From here Pippin moves on to describe “naïve reading” as a “first level” response to a literary text. Pippin describes naïve reading as “an aesthetic experience that is by its nature resistant to restatement in more formalized, theoretical or generalizing language.” However, I wonder if the difference between a theoretical and a naïve reading is the same as the difference between a disorganized reading and an organized one, between a private response and a public one. Furthermore, I suspect that the issue has less to do with readerly intent than the cultural status of the text.

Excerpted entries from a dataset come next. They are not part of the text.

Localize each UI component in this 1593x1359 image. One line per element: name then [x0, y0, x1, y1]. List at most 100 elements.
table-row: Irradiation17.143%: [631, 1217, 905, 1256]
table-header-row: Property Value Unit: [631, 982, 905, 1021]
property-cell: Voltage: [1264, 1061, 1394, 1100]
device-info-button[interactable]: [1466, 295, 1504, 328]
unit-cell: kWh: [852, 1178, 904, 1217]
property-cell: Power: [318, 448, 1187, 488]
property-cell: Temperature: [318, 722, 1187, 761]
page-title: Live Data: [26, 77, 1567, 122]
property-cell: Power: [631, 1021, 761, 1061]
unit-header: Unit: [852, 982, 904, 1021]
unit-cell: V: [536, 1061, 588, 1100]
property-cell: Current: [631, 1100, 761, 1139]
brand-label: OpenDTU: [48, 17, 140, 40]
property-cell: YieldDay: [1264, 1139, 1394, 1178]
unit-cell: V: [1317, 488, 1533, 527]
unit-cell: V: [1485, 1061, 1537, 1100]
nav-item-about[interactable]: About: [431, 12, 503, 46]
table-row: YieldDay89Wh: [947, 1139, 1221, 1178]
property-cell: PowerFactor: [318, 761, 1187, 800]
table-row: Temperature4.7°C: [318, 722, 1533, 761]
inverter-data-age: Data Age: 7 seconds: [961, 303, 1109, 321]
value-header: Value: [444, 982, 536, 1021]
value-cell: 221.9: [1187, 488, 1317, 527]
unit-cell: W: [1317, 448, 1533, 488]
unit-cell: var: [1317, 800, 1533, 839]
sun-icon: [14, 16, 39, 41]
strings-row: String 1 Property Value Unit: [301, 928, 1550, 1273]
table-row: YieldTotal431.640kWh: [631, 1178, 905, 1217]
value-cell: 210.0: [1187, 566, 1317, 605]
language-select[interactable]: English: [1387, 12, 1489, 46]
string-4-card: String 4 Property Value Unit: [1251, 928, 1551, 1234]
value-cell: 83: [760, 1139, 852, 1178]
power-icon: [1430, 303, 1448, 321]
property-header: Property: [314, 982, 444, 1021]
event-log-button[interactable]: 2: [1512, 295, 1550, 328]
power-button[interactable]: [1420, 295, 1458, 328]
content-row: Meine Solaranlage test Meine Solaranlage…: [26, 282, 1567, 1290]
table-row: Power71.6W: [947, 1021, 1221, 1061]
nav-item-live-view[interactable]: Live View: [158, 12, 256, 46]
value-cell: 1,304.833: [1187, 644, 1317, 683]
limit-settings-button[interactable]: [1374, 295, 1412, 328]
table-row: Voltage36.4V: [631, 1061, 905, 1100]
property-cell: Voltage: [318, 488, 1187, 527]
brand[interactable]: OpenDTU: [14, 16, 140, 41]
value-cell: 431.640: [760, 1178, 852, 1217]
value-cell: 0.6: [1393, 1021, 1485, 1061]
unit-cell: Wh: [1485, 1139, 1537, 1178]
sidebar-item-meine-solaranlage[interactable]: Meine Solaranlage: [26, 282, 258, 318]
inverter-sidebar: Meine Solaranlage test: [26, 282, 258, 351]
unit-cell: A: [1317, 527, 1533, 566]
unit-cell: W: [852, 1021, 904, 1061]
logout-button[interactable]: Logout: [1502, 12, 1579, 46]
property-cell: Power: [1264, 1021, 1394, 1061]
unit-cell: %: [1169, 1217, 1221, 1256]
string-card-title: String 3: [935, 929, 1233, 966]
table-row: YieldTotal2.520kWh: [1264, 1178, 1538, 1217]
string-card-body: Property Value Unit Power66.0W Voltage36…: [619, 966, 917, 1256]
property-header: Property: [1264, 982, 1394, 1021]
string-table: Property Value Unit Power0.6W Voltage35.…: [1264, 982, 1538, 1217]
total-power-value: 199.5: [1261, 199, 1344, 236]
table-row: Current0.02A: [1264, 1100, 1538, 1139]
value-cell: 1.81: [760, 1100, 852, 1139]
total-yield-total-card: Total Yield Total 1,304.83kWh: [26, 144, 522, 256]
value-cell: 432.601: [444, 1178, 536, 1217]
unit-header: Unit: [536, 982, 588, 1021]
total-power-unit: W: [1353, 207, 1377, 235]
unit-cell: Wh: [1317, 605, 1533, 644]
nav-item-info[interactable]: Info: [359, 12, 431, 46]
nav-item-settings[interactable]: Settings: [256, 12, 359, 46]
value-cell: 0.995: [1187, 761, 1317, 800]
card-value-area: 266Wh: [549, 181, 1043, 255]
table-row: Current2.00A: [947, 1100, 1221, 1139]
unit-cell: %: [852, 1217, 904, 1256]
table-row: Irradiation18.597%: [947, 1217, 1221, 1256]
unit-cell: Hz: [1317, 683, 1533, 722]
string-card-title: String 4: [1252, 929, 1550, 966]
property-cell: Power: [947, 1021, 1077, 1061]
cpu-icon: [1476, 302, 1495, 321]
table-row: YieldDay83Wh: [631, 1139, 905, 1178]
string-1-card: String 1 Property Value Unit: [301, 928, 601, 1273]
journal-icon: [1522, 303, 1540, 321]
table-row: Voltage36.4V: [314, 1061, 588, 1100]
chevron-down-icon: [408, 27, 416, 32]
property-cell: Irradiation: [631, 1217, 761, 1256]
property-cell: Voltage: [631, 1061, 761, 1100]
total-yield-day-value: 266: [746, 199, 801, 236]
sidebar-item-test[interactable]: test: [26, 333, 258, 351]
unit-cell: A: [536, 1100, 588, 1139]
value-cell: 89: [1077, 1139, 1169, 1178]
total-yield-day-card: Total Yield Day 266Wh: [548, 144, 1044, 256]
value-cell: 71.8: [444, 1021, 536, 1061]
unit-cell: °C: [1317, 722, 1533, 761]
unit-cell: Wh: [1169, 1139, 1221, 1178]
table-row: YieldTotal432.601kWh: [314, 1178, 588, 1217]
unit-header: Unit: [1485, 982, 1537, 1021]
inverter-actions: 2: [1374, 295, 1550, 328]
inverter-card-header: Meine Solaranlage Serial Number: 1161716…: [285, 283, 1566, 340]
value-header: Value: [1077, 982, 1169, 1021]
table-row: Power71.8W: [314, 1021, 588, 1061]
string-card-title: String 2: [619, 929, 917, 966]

Most educated people can come up with a naïve reading of a popular culture text all by themselves, There’s a difference between a Stephanie Meyer Twilight novel and a Henry James novel. A naïve reading of the latter ignores the uniqueness of James’s language–of what makes a novel a Henry James novel.
I’d like to make two more points, both tangentially related to Pippin’s argument. First, I think that critical theory is both an attempt to make literary studies more scientifically objective and an updating of a very old belief of literary studies: that the study of literature prepare you for the study of anything, that to be a good explicator of Keats is the same thing as being a good lawyer or banker or diplomat.
Second, in addition to trying to recreate the ways in which Dickens was read and interpreted in the nineteenth century, a scholarly research project, we should be trying to understand how audiences read today. Is a naïve reading possible or even desirable in the Internet age? Can critical theory be a better way to unify one’s response to the texts that come at us from everywhere and at unprecedented speeds? In the age of digital reading, do we need more systematization, or less?